ROZDZIAŁ 9
Oczami Tylera
Obudziłem się w poniedziałek całkowicie skacowany. Razem z Mattem nieźle zabalowaliśmy - pomyślałem i próbowałem podnieść się z nieswojego łóżka. Spojrzałem na dziewczynę, z którą spędziłem ostatnią noc. Znała mnie zaledwie parę minut, a prawie siła zaciągnęła mnie do swojej sypialni. Wszystkie były takie same. Leciały tylko na mój wygląd i pieniądze w portfelu. Z resztą sam nie jestem lepszy, niż one. Traktuję dziewczyny jak zabawki na jedną noc, którymi się szybko nudzę. Zapiąłem pasek od spodni i po cichu opuściłem sypialnie. Założyłem buty i narzuciłem na siebie skórzaną kurtkę. Wyszedłem z domu i odpaliłem papierosa. Zaciągnąłem się nikotyna i kolejny raz przed oczami pojawiła mi się twarz brunetki, którą poznałem przed moją walka. Ciekawe jak ma na imię - pomyślałem i nagle mnie olśniło. Przecież mam jej torebkę, więc w środku pewnie coś znajdę. Wyrzuciłem niedopałek i szybko udałem się do samochodu. Otworzyłem czarną torebkę, a moim oczom ukazał się srebrny portfel. - Lepiej być nie mogło - uśmiechnąłem się sam do siebie i rozpocząłem poszukiwania jakiegoś dokumentu brunetki. W końcu udało mi się znaleźć jej dowód. - Layla Evans - ładne imię pomyślałem i sprawdziłem adres na jaki mogę oddać zgubę. Odpaliłem samochód i ruszyłem w kierunku domu Layli. Sam nie rozumiałem do końca dlaczego jej pomagam, a zamiast od razu wyrzucić tę torebkę jeżdżę po całym mieście szukając domu zielonookiej. Dotarłem na miejsce i zapukałem do drzwi jednak nikt mi nie otwierał. No tak, pewnie jest w szkole pomyślałem i gdy już miałem się wycofać, z domu obok wyłoniła się starsza kobieta.

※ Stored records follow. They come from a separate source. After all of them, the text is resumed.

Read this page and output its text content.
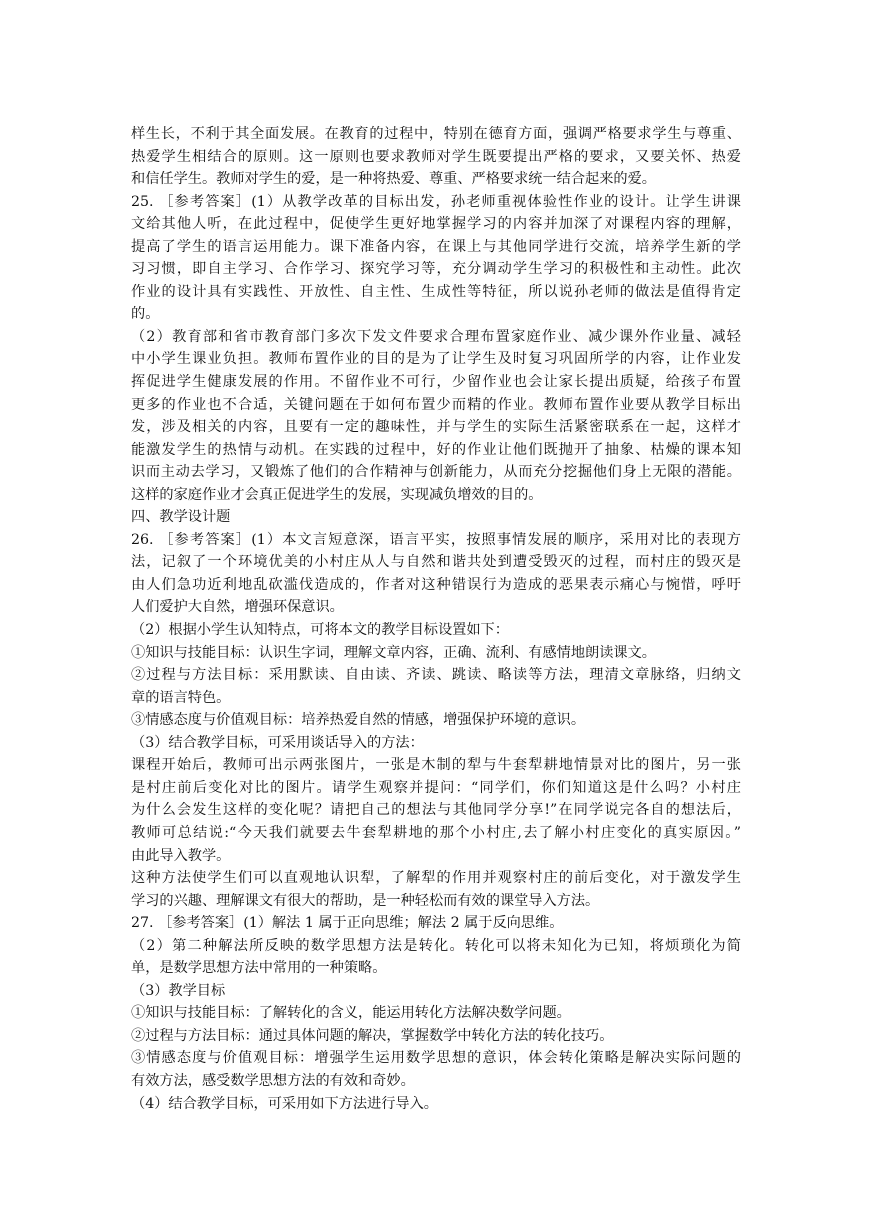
样生长，不利于其全面发展。在教育的过程中，特别在德育方面，强调严格要求学生与尊重、
热爱学生相结合的原则。这一原则也要求教师对学生既要提出严格的要求，又要关怀、热爱
和信任学生。教师对学生的爱，是一种将热爱、尊重、严格要求统一结合起来的爱。
25. ［参考答案］(1）从教学改革的目标出发，孙老师重视体验性作业的设计。让学生讲课
文给其他人听，在此过程中，促使学生更好地掌握学习的内容并加深了对课程内容的理解，
提高了学生的语言运用能力。课下准备内容，在课上与其他同学进行交流，培养学生新的学
习习惯，即自主学习、合作学习、探究学习等，充分调动学生学习的积极性和主动性。此次
作业的设计具有实践性、开放性、自主性、生成性等特征，所以说孙老师的做法是值得肯定
的。
（2）教育部和省市教育部门多次下发文件要求合理布置家庭作业、减少课外作业量、减轻
中小学生课业负担。教师布置作业的目的是为了让学生及时复习巩固所学的内容，让作业发
挥促进学生健康发展的作用。不留作业不可行，少留作业也会让家长提出质疑，给孩子布置
更多的作业也不合适，关键问题在于如何布置少而精的作业。教师布置作业要从教学目标出
发，涉及相关的内容，且要有一定的趣味性，并与学生的实际生活紧密联系在一起，这样才
能激发学生的热情与动机。在实践的过程中，好的作业让他们既抛开了抽象、枯燥的课本知
识而主动去学习，又锻炼了他们的合作精神与创新能力，从而充分挖掘他们身上无限的潜能。
这样的家庭作业才会真正促进学生的发展，实现减负增效的目的。
四、教学设计题
26. ［参考答案］(1）本文言短意深，语言平实，按照事情发展的顺序，采用对比的表现方
法，记叙了一个环境优美的小村庄从人与自然和谐共处到遭受毁灭的过程，而村庄的毁灭是
由人们急功近利地乱砍滥伐造成的，作者对这种错误行为造成的恶果表示痛心与惋惜，呼吁
人们爱护大自然，增强环保意识。
（2）根据小学生认知特点，可将本文的教学目标设置如下：
①知识与技能目标：认识生字词，理解文章内容，正确、流利、有感情地朗读课文。
②过程与方法目标：采用默读、自由读、齐读、跳读、略读等方法，理清文章脉络，归纳文
章的语言特色。
③情感态度与价值观目标：培养热爱自然的情感，增强保护环境的意识。
（3）结合教学目标，可采用谈话导入的方法：
课程开始后，教师可出示两张图片，一张是木制的犁与牛套犁耕地情景对比的图片，另一张
是村庄前后变化对比的图片。请学生观察并提问：“同学们，你们知道这是什么吗？小村庄
为什么会发生这样的变化呢？请把自己的想法与其他同学分享!”在同学说完各自的想法后，
教师可总结说:“今天我们就要去牛套犁耕地的那个小村庄,去了解小村庄变化的真实原因。”
由此导入教学。
这种方法使学生们可以直观地认识犁，了解犁的作用并观察村庄的前后变化，对于激发学生
学习的兴趣、理解课文有很大的帮助，是一种轻松而有效的课堂导入方法。
27. ［参考答案］(1）解法 1 属于正向思维；解法 2 属于反向思维。
（2）第二种解法所反映的数学思想方法是转化。转化可以将未知化为已知，将烦琐化为简
单，是数学思想方法中常用的一种策略。
（3）教学目标
①知识与技能目标：了解转化的含义，能运用转化方法解决数学问题。
②过程与方法目标：通过具体问题的解决，掌握数学中转化方法的转化技巧。
③情感态度与价值观目标：增强学生运用数学思想的意识，体会转化策略是解决实际问题的
有效方法，感受数学思想方法的有效和奇妙。
（4）结合教学目标，可采用如下方法进行导入。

- Czego tu szukasz mój drogi? Zapytała miłym tonem kobieta.
- Dzień dobry. Przyjechałem oddać coś Layli, ale jej nie ma, więc już pójdę - zamierzałem opuścić posesję gdy usłyszałam za sobą głos staruszki.
- Kończy lekcje o 14. Przekazać jej, że byłeś? I nagle wpadłem na genialny plan.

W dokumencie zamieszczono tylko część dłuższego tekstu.